Jazz Bashara pode não ter a mais moralmente correcta das vidas, mas, para continuar a viver na cidade lunar de Artemis, está disposta a fazer qualquer coisa. Graças a uns quantos trabalhos mal pagos e ao seu negócio de contrabando, tem conseguido manter-se à tona, mas, quando falha um exame, a sua melhor hipótese desvanece-se subitamente. Agora, precisa de encontrar outra forma de saldar uma dívida antiga e, quando menos espera, um dos seus melhores clientes propõe-lhe um trabalho acima de todas as expectativas: bem pago, à altura das suas capacidades... e altamente ilegal. Jazz não consegue resistir. Só que há muito que não sabe acerca desse trabalho e, quando as coisas começam a descontrolar-se, pode estar em risco o futuro de Artemis. Para não falar da vida da própria Jazz.
Um pouco à semelhança do que acontece em O Marciano, um dos aspectos mais cativantes deste livro é a forma como o autor consegue conjugar uma boa dose de ciência (com explicações bastante detalhadas) e um cenário completamente novo, o que implica umas quantas descrições extensas, com um enredo cheio de acção e de surpresas e um núcleo de personagens muito interessantes. Não é difícil de prever que a soma de todas estas partes será uma leitura viciante. O que talvez já surpreenda é a forma como tudo parece encaixar na perfeição, com os momentos de tensão e de perigo a contrastar com o delicioso sentido de humor da protagonista e com os rasgos de emoção que surgem precisamente nos momentos certos.
Dificilmente se poderia pedir algo mais diferente que uma cidade na Lua. E, contudo, tudo flui com naturalidade. O sistema que rege Artemis fascina desde as primeiras revelações e vai-se tornando cada vez mais intrigante à medida que mais dos seus estranhos meandros se vão tornando visíveis. Além disso, há várias questões pertinentes a transpor para a realidade terrestre, desde as movimentações de Jazz na economia paralela aos planos económicos da administradora - passando, é claro, pela estranhamente eficaz forma de justiça de Rudy.
E, claro, há as personagens propriamente ditas. Algo que cedo se torna evidente é que não há personagens perfeitas nesta história (ainda que Rudy, com a sua estranha dedicação à justiça, possa aproximar-se um bocadinho disso). Basta a profissão de Jazz para estabelecer a sua ambiguidade moral, mas as circunstâncias levam a que outras personagens sejam também testadas nesse aspecto.
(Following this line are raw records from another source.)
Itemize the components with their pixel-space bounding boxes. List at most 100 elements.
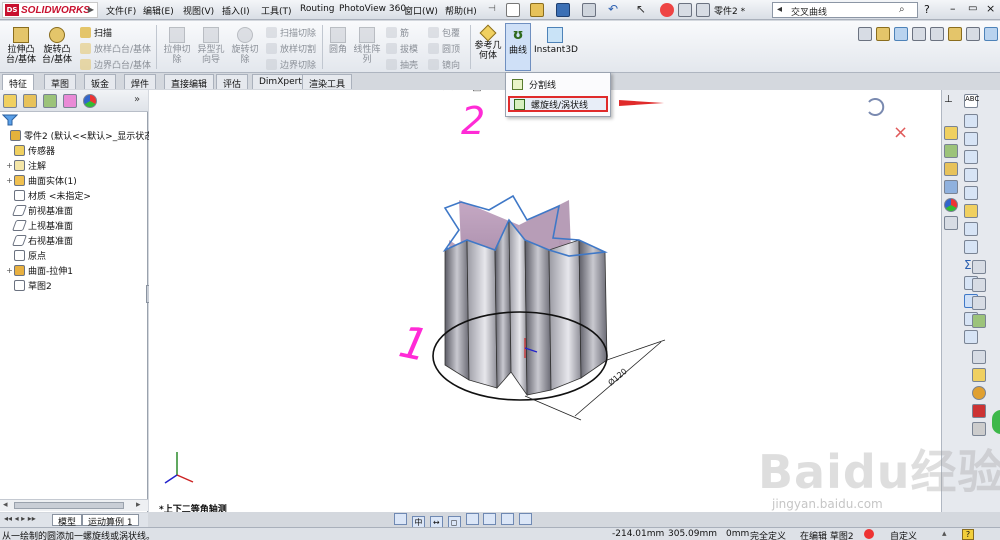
scroll-left-icon[interactable]: ◂ <box>3 500 8 510</box>
custom-properties-icon[interactable] <box>944 216 958 230</box>
design-library-icon[interactable] <box>944 144 958 158</box>
lofted-cut-button[interactable]: 放样切割 <box>266 42 316 55</box>
tree-item[interactable]: + 曲面实体(1) <box>0 173 77 187</box>
zoom-area-icon[interactable]: ⌕ <box>452 90 458 93</box>
toolbar-icon-h[interactable] <box>984 27 998 41</box>
boundary-boss-button[interactable]: 边界凸台/基体 <box>80 58 151 71</box>
wrap-button[interactable]: 包覆 <box>428 26 460 39</box>
view-tool-icon-8[interactable] <box>519 513 533 525</box>
menu-file[interactable]: 文件(F) <box>106 4 136 17</box>
toolbar-icon-8[interactable] <box>964 240 978 254</box>
sketch-tool-icon-4[interactable] <box>972 314 986 328</box>
toolbar-icon-4[interactable] <box>964 168 978 182</box>
view-tool-icon-5[interactable] <box>465 513 479 525</box>
tab-sheet-metal[interactable]: 钣金 <box>84 74 117 90</box>
toolbar-icon-12[interactable] <box>964 330 978 344</box>
view-tool-icon-1[interactable] <box>394 513 407 525</box>
tree-item[interactable]: 零件2 (默认<<默认>_显示状态 <box>0 128 153 142</box>
app-logo[interactable]: DS SOLIDWORKS ▶ <box>2 2 98 18</box>
restore-icon[interactable]: ▭ <box>968 3 977 14</box>
sketch-tool-icon-8[interactable] <box>972 404 986 418</box>
tree-item[interactable]: 草图2 <box>0 278 52 292</box>
search-input[interactable]: 交叉曲线 <box>791 5 827 18</box>
file-explorer-icon[interactable] <box>944 162 958 176</box>
toolbar-icon-2[interactable] <box>964 132 978 146</box>
boss-revolve-button[interactable]: 旋转凸台/基体 <box>40 27 74 65</box>
filter-icon[interactable] <box>2 114 18 126</box>
sketch-tool-icon-7[interactable] <box>972 386 986 400</box>
help-status-icon[interactable]: ? <box>962 529 974 540</box>
toolbar-icon-1[interactable] <box>964 114 978 128</box>
tab-dimxpert[interactable]: DimXpert <box>252 74 309 89</box>
open-icon[interactable] <box>530 3 544 17</box>
cancel-sketch-icon[interactable]: × <box>893 122 908 143</box>
confirm-corner-icon[interactable] <box>992 410 1000 434</box>
sketch-tool-icon-3[interactable] <box>972 296 986 310</box>
tree-item[interactable]: 传感器 <box>0 143 55 157</box>
search-pane-icon[interactable] <box>944 180 958 194</box>
sketch-tool-icon-5[interactable] <box>972 350 986 364</box>
rebuild-icon[interactable] <box>660 3 674 17</box>
search-scope-icon[interactable]: ◂ <box>777 4 782 15</box>
tree-expander[interactable]: + <box>5 161 14 170</box>
toolbar-icon-d[interactable] <box>912 27 926 41</box>
tab-weldments[interactable]: 焊件 <box>124 74 157 90</box>
swept-cut-button[interactable]: 扫描切除 <box>266 26 316 39</box>
tree-expander[interactable]: + <box>5 266 14 275</box>
toolbar-icon-a[interactable] <box>858 27 872 41</box>
search-icon[interactable]: ⌕ <box>899 4 905 15</box>
tree-item[interactable]: + 曲面-拉伸1 <box>0 263 73 277</box>
exit-sketch-icon[interactable] <box>868 98 885 116</box>
sweep-button[interactable]: 扫描 <box>80 26 112 39</box>
tab-model[interactable]: 模型 <box>52 514 83 528</box>
mirror-button[interactable]: 镜向 <box>428 58 460 71</box>
view-tool-icon-7[interactable] <box>501 513 515 525</box>
sketch-tool-icon-1[interactable] <box>972 260 986 274</box>
rebuild-indicator-icon[interactable] <box>864 529 874 539</box>
toolbar-icon-c[interactable] <box>894 27 908 41</box>
cut-revolve-button[interactable]: 旋转切除 <box>228 27 262 65</box>
toolbar-icon-b[interactable] <box>876 27 890 41</box>
section-view-icon[interactable]: ▤ <box>472 90 481 93</box>
tree-item[interactable]: 右视基准面 <box>0 233 73 247</box>
menu-view[interactable]: 视图(V) <box>183 4 214 17</box>
appearances-icon[interactable] <box>944 198 958 212</box>
tab-direct-editing[interactable]: 直接编辑 <box>164 74 215 90</box>
spelling-icon[interactable]: ABC <box>964 94 979 108</box>
split-line-item[interactable]: 分割线 <box>508 76 608 92</box>
help-icon[interactable]: ? <box>924 3 930 16</box>
diameter-dimension[interactable]: Ø120 <box>606 366 629 388</box>
scroll-thumb[interactable] <box>14 502 124 509</box>
new-document-icon[interactable] <box>506 3 520 17</box>
hole-wizard-button[interactable]: 异型孔向导 <box>196 27 226 65</box>
viewport-window-controls[interactable]: ▭ ▭ × <box>855 90 885 91</box>
tab-motion-study[interactable]: 运动算例 1 <box>82 514 139 528</box>
tree-expander[interactable]: + <box>5 176 14 185</box>
tree-item[interactable]: + 注解 <box>0 158 46 172</box>
tab-sketch[interactable]: 草图 <box>44 74 77 90</box>
property-manager-icon[interactable] <box>23 94 37 108</box>
menu-tools[interactable]: 工具(T) <box>261 4 292 17</box>
menu-window[interactable]: 窗口(W) <box>404 4 438 17</box>
featuremanager-tree-icon[interactable] <box>3 94 17 108</box>
horizontal-scrollbar[interactable]: ◂ ▸ <box>0 499 148 511</box>
file-properties-icon[interactable] <box>678 3 692 17</box>
display-manager-icon[interactable] <box>83 94 97 108</box>
toolbar-icon-g[interactable] <box>966 27 980 41</box>
draft-button[interactable]: 拔模 <box>386 42 418 55</box>
tab-scroll-icons[interactable]: ◂◂ ◂ ▸ ▸▸ <box>4 514 36 523</box>
curves-button[interactable]: ʊ 曲线 <box>505 23 531 71</box>
menu-help[interactable]: 帮助(H) <box>445 4 477 17</box>
sketch-tool-icon-6[interactable] <box>972 368 986 382</box>
print-icon[interactable] <box>582 3 596 17</box>
boundary-cut-button[interactable]: 边界切除 <box>266 58 316 71</box>
menu-insert[interactable]: 插入(I) <box>222 4 250 17</box>
units-dropdown-icon[interactable]: ▴ <box>942 529 947 539</box>
linear-pattern-button[interactable]: 线性阵列 <box>352 27 382 65</box>
tab-render-tools[interactable]: 渲染工具 <box>302 74 353 90</box>
toolbar-icon-5[interactable] <box>964 186 978 200</box>
tree-item[interactable]: 材质 <未指定> <box>0 188 91 202</box>
scroll-right-icon[interactable]: ▸ <box>136 500 141 510</box>
toolbar-icon-f[interactable] <box>948 27 962 41</box>
undo-icon[interactable]: ↶ <box>608 3 622 17</box>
E não é só a moral complexa que as torna notáveis: as relações delicadas, a forma como uma situação de perigo faz com que certos elementos do passado venham à tona, as amizades, os conflitos e as reconciliações possíveis, tudo isto faz parte do que confere intensidade à história. E não é só Jazz a fascinar com as suas peculiaridades. Há rasgos de brilhantismo nos diálogos de algumas personagens, principalmente no muito peculiar Svoboda, com a sua natureza paradoxalmente inocente.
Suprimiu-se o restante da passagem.